– А ты разве не в форме должен ходить?
– Ты прав, дядя Гай. Но в форме никто не ходит. Я, когда в ней, кем угодно себя ощущаю, только не человеком. Вот и снял. Думаю, отдохну хоть пару часов.
– Если бы мне дали форму, я бы, кажется, из нее не вылезал.
Тони Бокс-Бендер рассмеялся простодушным смехом.
– Интересно было бы посмотреть. Я, дядя Гай, почему-то не представляю тебя в роли бравого солдата. Зачем ты из Италии уехал? Где и пережидать войну, как не в Санта-Дульчине. Как только ты своих домочадцев оставил?
– В слезах.
– Вот! По тебе люди плачут.
– Поплачут и перестанут. У них вообще глаза на мокром месте.

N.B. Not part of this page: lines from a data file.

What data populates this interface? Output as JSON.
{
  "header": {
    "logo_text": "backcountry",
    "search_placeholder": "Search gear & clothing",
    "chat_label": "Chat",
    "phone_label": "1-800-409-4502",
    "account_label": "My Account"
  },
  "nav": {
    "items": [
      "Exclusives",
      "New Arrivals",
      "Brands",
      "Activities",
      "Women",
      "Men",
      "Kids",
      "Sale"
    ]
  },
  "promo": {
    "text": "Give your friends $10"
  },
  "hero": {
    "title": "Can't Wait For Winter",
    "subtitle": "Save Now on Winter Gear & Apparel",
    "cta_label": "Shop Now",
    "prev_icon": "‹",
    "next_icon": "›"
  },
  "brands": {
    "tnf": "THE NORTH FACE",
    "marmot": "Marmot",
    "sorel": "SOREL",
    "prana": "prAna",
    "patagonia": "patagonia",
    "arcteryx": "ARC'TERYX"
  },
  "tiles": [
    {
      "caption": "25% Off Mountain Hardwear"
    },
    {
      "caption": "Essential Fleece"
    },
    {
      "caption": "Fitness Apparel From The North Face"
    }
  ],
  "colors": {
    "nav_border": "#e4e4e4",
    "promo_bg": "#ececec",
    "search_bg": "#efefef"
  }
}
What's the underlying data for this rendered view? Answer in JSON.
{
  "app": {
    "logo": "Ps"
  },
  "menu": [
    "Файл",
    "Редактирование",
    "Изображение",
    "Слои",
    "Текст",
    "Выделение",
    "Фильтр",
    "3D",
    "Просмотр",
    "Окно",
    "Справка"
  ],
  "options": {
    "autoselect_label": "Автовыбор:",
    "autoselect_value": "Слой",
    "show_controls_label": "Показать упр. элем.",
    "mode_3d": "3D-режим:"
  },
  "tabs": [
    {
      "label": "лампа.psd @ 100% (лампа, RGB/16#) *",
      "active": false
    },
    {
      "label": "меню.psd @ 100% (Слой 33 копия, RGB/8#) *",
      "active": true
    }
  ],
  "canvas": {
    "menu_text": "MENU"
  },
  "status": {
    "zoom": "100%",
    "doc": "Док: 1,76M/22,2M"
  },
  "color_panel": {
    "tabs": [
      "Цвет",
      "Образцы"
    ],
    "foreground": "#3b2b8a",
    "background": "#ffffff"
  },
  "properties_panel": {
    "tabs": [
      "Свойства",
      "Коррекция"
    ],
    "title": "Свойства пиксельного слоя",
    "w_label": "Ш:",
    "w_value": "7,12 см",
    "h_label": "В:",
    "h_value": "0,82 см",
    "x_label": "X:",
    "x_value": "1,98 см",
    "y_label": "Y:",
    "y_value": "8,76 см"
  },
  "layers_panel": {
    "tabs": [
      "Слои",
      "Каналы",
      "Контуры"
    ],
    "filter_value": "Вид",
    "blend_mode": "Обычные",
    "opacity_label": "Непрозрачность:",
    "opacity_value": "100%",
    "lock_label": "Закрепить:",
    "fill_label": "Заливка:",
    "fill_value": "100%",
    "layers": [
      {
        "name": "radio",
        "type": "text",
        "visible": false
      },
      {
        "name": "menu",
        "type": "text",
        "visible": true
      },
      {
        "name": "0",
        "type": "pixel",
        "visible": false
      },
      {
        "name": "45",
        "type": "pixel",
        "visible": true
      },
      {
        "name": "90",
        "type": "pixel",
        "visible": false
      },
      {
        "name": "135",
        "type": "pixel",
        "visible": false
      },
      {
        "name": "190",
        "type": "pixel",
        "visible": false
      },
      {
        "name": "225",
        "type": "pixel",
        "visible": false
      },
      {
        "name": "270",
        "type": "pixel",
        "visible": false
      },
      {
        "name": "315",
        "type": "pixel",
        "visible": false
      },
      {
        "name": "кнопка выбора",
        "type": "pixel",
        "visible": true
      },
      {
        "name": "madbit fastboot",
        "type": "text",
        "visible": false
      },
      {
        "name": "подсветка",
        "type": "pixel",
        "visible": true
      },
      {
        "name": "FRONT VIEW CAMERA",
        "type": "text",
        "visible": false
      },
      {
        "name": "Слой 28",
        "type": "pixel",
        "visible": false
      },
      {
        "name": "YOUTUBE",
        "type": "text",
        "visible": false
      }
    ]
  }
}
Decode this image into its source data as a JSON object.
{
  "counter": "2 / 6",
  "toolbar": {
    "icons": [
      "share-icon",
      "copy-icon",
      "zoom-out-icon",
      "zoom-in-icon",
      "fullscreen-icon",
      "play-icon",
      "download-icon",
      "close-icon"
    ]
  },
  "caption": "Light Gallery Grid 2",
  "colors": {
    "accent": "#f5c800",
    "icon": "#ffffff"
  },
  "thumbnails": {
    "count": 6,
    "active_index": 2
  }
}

Машина петляла меж невысоких котсволдских холмов. Вскоре внизу показалась долина Беркли, сверкнул Северн, бронзовый в бронзовых закатных лучах.
– Тони, ты рад, что едешь во Францию?
– Конечно. Казарменная муштра всю душу вымотала. Не поверишь – нас целыми днями дрессируют. И дома не лучше. Куда ни ткни – в сокровище нации попадешь. Вдобавок мама сама стряпает.
Бокс-Бендеры жили теперь в особнячке с островерхой крышей. Особнячок стоял в деревне не без претензий – дома через один были снабжены ванными и в качестве обивки для стен имели ситец. Гостиную и столовую Бокс-Бендеров от пола до потолка загромождали деревянные ящики.
– Видишь, милый, что у нас творится! – с порога запричитала Анджела. – Я-то думала, какой Артур молодец. Устроил нам коллекцию Уоллеса, будем теперь сибаритствовать в окружении севрского фарфора, кресел Буля и картин Буше. Надо же, до чего война культурная, воображала я. А что мы имеем? Хеттские таблички из Британского музея, причем нам на них даже взглянуть нельзя, хотя, Бог свидетель, у нас и желания такого не возникает. Гай, дорогой, тебе будет страшно неудобно. Поселишься в библиотеке. Верхний этаж весь закрыт, чтобы при бомбежке мы в панике из окон не повыбрасывались. Артурова идея. Такой предусмотрительный, просто не по себе становится. Мы с ним во флигеле ночуем. И в один прекрасный вечер, отходя ко сну, точно шеи переломаем, потому что Артур запрещает фонарики включать. Сущий бред. Такая темень, что один фонарик погоды не сделает.
Раньше Анджела не была такой разговорчивой, подумал Гай.
– Тони, сынок, наверно, зря мы никого на твой последний вечер не пригласили? Скучно будет. С другой стороны, кого тут приглашать? Вдобавок у нас тесно, сами в Артуровом кабинете едим.
– Что ты, мамочка, своей семьей намного лучше.
– Я знала, ты именно так ответишь. Нам, кроме тебя, никого и не нужно. Только очень уж я надеялась, что тебе два дня увольнительной дадут.
– Я должен успеть к побудке в понедельник. Вот если бы вы жили в Лондоне…
– Ты ведь и тогда провел бы последний вечер дома?
– Конечно. А вообще, главное, чтобы моя мамочка рядом была.
– Нет, Гай, ты посмотри, до чего славный мальчик.
Принимать гостей оставалось теперь только в библиотеке. Гаю успели постелить на диванчике. В изголовье стоял земной глобус, в изножии – глобус небесный; вся картина получилась весьма нелепая.
– Вам с Тони придется пользоваться одной уборной, той, что под лестницей. Тони вообще спит в оранжерее, бедное дитя. Пойду распоряжусь насчет ужина.
– Вот же родители у меня – сами себе трудностей наделали, причем заметь, дядя Гай, без малейшей на то причины. И сами же радуются. Наверно, застарелая чопорность имеет тенденцию такие формы принимать. А еще дело в папиной прижимистости. Терпеть не может с денежками расставаться. Зато теперь у него отличнейший предлог всласть поскаредничать.
В дверях возник Артур Бокс-Бендер с подносом.